It’s hard to track the history of mahjong solitaire, a Chinese game that came to America sometime in the 1920s, but one thing is for sure: More than 30 years ago, an electronic version of the game quietly took the computing world by storm.
Less known is the truly impressive feat that game represented. Originally built on the PLATO computing platform by Brodie Lockard in 1981, the computer game was groundbreaking both on a technical basis—the educational platform PLATO, as I wrote recently for Motherboard, inspired a lot broken ground—but also a personal one for Lockard.
As author Brian Dear writes in his new book The Friendly Orange Glow, Lockard, a Stanford University student, developed his digital version of mahjong just two years after a serious gymnastics accident nearly took his life and left him paralyzed from the neck down. Unable to even breathe on his own after the accident without an artificial apparatus, let alone use his hands to type on a keyboard, Lockard made a special request during his long recovery in the hospital: He wanted a PLATO terminal.

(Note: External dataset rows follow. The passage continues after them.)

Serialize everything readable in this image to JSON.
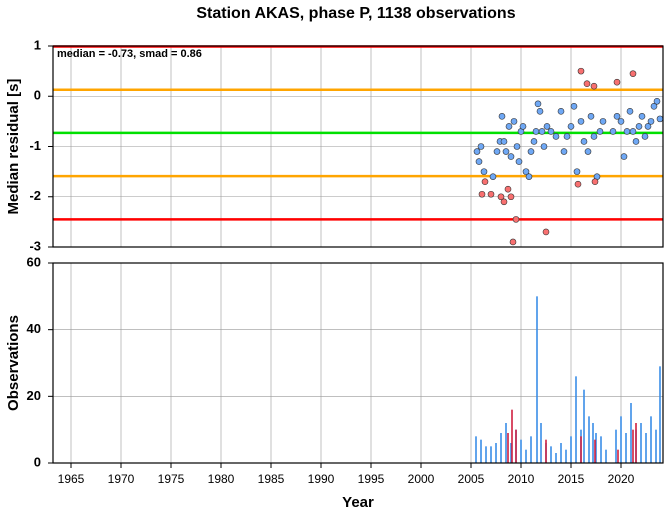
{
  "chart_data": [
    {
      "type": "scatter",
      "title": "Station AKAS, phase P, 1138 observations",
      "y_label": "Median residual [s]",
      "annotation": "median = -0.73, smad = 0.86",
      "xlim": [
        1963.2,
        2024.2
      ],
      "ylim": [
        -3,
        1
      ],
      "yticks": [
        1,
        0,
        -1,
        -2,
        -3
      ],
      "grid": true,
      "hlines": [
        {
          "value": 0.99,
          "color": "#ff0000"
        },
        {
          "value": 0.13,
          "color": "#ffa500"
        },
        {
          "value": -0.73,
          "color": "#00e000"
        },
        {
          "value": -1.59,
          "color": "#ffa500"
        },
        {
          "value": -2.45,
          "color": "#ff0000"
        }
      ],
      "series": [
        {
          "color": "#6fa8f5",
          "x": [
            2005.6,
            2005.8,
            2006,
            2006.3,
            2007.2,
            2007.6,
            2007.9,
            2008.1,
            2008.3,
            2008.5,
            2008.8,
            2009,
            2009.3,
            2009.6,
            2009.8,
            2010,
            2010.2,
            2010.5,
            2010.8,
            2011,
            2011.3,
            2011.5,
            2011.7,
            2011.9,
            2012.1,
            2012.3,
            2012.6,
            2013,
            2013.5,
            2014,
            2014.3,
            2014.6,
            2015,
            2015.3,
            2015.6,
            2016,
            2016.3,
            2016.7,
            2017,
            2017.3,
            2017.6,
            2017.9,
            2018.2,
            2019.2,
            2019.6,
            2020,
            2020.3,
            2020.6,
            2020.9,
            2021.2,
            2021.5,
            2021.8,
            2022.1,
            2022.4,
            2022.7,
            2023,
            2023.3,
            2023.6,
            2023.9
          ],
          "values": [
            -1.1,
            -1.3,
            -1.0,
            -1.5,
            -1.6,
            -1.1,
            -0.9,
            -0.4,
            -0.9,
            -1.1,
            -0.6,
            -1.2,
            -0.5,
            -1.0,
            -1.3,
            -0.7,
            -0.6,
            -1.5,
            -1.6,
            -1.1,
            -0.9,
            -0.7,
            -0.15,
            -0.3,
            -0.7,
            -1.0,
            -0.6,
            -0.7,
            -0.8,
            -0.3,
            -1.1,
            -0.8,
            -0.6,
            -0.2,
            -1.5,
            -0.5,
            -0.9,
            -1.1,
            -0.4,
            -0.8,
            -1.6,
            -0.7,
            -0.5,
            -0.7,
            -0.4,
            -0.5,
            -1.2,
            -0.7,
            -0.3,
            -0.7,
            -0.9,
            -0.6,
            -0.4,
            -0.8,
            -0.6,
            -0.5,
            -0.2,
            -0.1,
            -0.45
          ]
        },
        {
          "color": "#f87070",
          "x": [
            2006.1,
            2006.4,
            2007,
            2008,
            2008.3,
            2008.7,
            2009,
            2009.2,
            2009.5,
            2012.5,
            2015.7,
            2016,
            2016.6,
            2017.3,
            2017.4,
            2019.6,
            2021.2
          ],
          "values": [
            -1.95,
            -1.7,
            -1.95,
            -2.0,
            -2.1,
            -1.85,
            -2.0,
            -2.9,
            -2.45,
            -2.7,
            -1.75,
            0.5,
            0.25,
            0.2,
            -1.7,
            0.28,
            0.45
          ]
        }
      ]
    },
    {
      "type": "bar",
      "x_label": "Year",
      "y_label": "Observations",
      "xlim": [
        1963.2,
        2024.2
      ],
      "xticks": [
        1965,
        1970,
        1975,
        1980,
        1985,
        1990,
        1995,
        2000,
        2005,
        2010,
        2015,
        2020
      ],
      "ylim": [
        0,
        60
      ],
      "yticks": [
        0,
        20,
        40,
        60
      ],
      "grid": true,
      "series": [
        {
          "color": "#3a8ee8",
          "x": [
            2005.5,
            2006,
            2006.5,
            2007,
            2007.5,
            2008,
            2008.5,
            2009,
            2009.5,
            2010,
            2010.5,
            2011,
            2011.6,
            2012,
            2012.5,
            2013,
            2013.5,
            2014,
            2014.5,
            2015,
            2015.5,
            2016,
            2016.3,
            2016.8,
            2017.2,
            2017.5,
            2018,
            2018.5,
            2019.5,
            2020,
            2020.5,
            2021,
            2021.5,
            2022,
            2022.5,
            2023,
            2023.5,
            2023.9
          ],
          "values": [
            8,
            7,
            5,
            5,
            6,
            9,
            12,
            6,
            10,
            7,
            4,
            8,
            50,
            12,
            6,
            5,
            3,
            6,
            4,
            8,
            26,
            10,
            22,
            14,
            12,
            9,
            8,
            4,
            10,
            14,
            9,
            18,
            10,
            12,
            9,
            14,
            10,
            29
          ]
        },
        {
          "color": "#d02040",
          "x": [
            2008.7,
            2009.1,
            2009.5,
            2012.5,
            2016,
            2017.4,
            2019.7,
            2021.2,
            2021.5
          ],
          "values": [
            9,
            16,
            10,
            7,
            8,
            7,
            4,
            10,
            12
          ]
        }
      ]
    }
  ]
}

“He probably would never walk or move his arms or legs again, which meant no typing at a keyboard, but he still could think, he still had ambitions, he was still burning with ideas,” Dear wrote in the book. “On PLATO his disabilities would not matter. PLATO was a meeting of minds, pure and simple, and Brodie’s mind was fine.”
It took time, but access to that machine—provided by an employee of Control Data Corporation, the main vendor of the platform—helped Lockard create a path forward after a major accident. Despite having to type on the machine with the use of a mouth stick, he had become adept at programming for the early platform. On top of that, his stay at the hospital made him aware of something that would eventually bring him great success: mahjong solitaire, a popular game at the hospital.
The combination of these two things helped spark inspiration on his part, leading him to create a digital version of mahjong that would eventually show up on dozens of other types of computers—but first, of course, on PLATO. (Control Data even commercialized an early version of the game.)
Starting in 1986, Lockard’s game, renamed Shanghai and reprogrammed for more modern platforms (such as the Amiga, Macintosh, and Atari ST), became a massive hit, with the game selling roughly 10 million copies. Due to his contract with Activision, Lockard didn’t immediately receive royalties from what he created—but when he did, they were sizable. (In case you’d like to try the game, the Internet Archive has a playable MS-DOS version; Activision’s Brad Fregger, who helped Lockard bring the game to the masses, has even more backstory on his website.)
Dear, in an recent interview with me, noted that Lockard’s success over adversity highlighted just how impressive the PLATO platform truly was—and how Lockard's ability to use the system during his recovery helped enable him to not only survive his accident, but to excel creatively and financially.
“He made a successful and comfortable life for himself. And he did very well off financially, as well, using all the creative capabilities he had and all the talents he had—given severe constraints and limitations, he overcame them,” Dear said of Lockard, who he met and interviewed for the book.
In the many years since Lockard programmed Shanghai, accessibility in technology has become a much more fundamental focus of the systems we use. The iPhone, in particular, has become famed for this functionality.
Lockard’s story, which started years before tech companies built specifically for accessibility needs, nonetheless highlights something truly fundamental: Given the right tools and the right spark, we can do anything. Take that, adversity.
(Above: A screenshot of the Macintosh version of Shanghai, which Lockard programmed himself. He also designed the game's many ports.)